Open aaronfranke opened 1 year ago

aaronfranke commented 1 year ago

https://registry.khronos.org/glTF/specs/2.0/glTF-2.0.html#transformations

The glTF specification section for node transformations contains this implementation note:

Implementation Note

Transformation matrices cannot skew or shear.

However, there is something left unclear. This seems to indicate that the glTF spec does not desire for skewed and sheared transformation matrices to exist in the file. However, it is possible to create a skew/shear by having a parent node with a non-uniform scale, and a child node with a rotation.

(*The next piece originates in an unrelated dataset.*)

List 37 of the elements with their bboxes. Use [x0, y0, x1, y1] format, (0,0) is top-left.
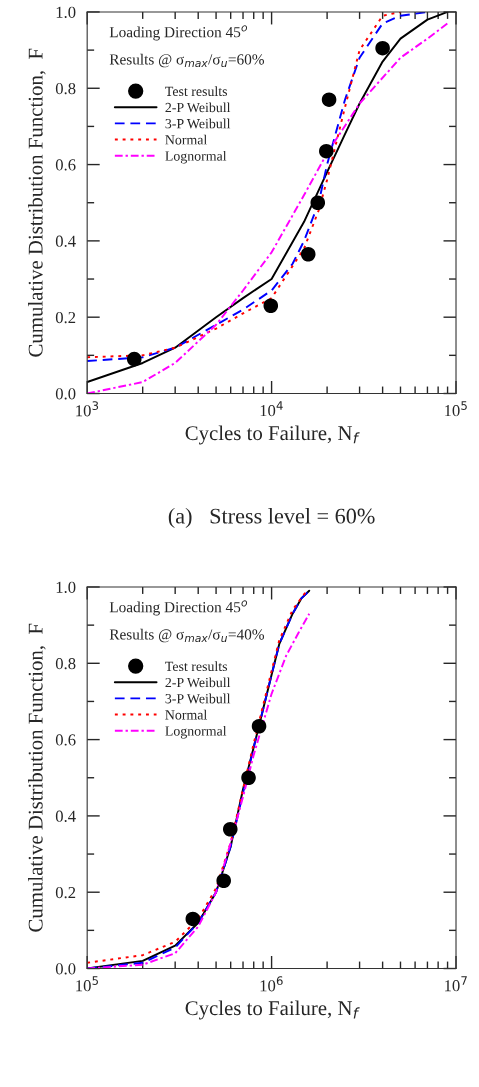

There is a way to ensure skew/shear cannot be created by composition, by ensuring all transformation matrices are conformal, or by disallowing this configuration of a scaled parent with a rotated child.

So, questions:

lexaknyazev commented 1 year ago

What is the desired outcome of disallowing skewed/sheared matrices in glTF?

To allow converting a node's local transform matrix to TRS because some engines at the time of writing were accepting only TRS properties for node transforms. Initially, the node.matrix property was intended for storing precomputed TRS transforms for static nodes, hence the restriction on targeting such nodes by animations.

Is it allowed to create a skew/shear with multiple nodes like this?

Technically yes. This case has never been addressed explicitly.

Is it acceptable for a glTF extension ...

This may be tricky to enforce considering nested transforms and animations, e.g., if skewing or shearing appear only between keyframes.

rotu commented 2 weeks ago

The TRS restriction has the unfortunate consequence that you can’t just “unparent” an arbitrary node and keep the same transform because that might be an illegal matrix.

Should conformal transformations, where the only scale is uniform, be recommended for non-leaf nodes?

I like the idea of restricting non-leaf nodes to conformal transforms. But even better, I like the idea of lifting the TRS constraint.

This may be tricky to enforce considering nested transforms and animations, e.g., if skewing or shearing appear only between keyframes.

Fortunately (and unlike TRS), the composition of conformal transforms is conformal. So I think it’s enough to check that no keyframe has non-uniform scaling. Am I missing something?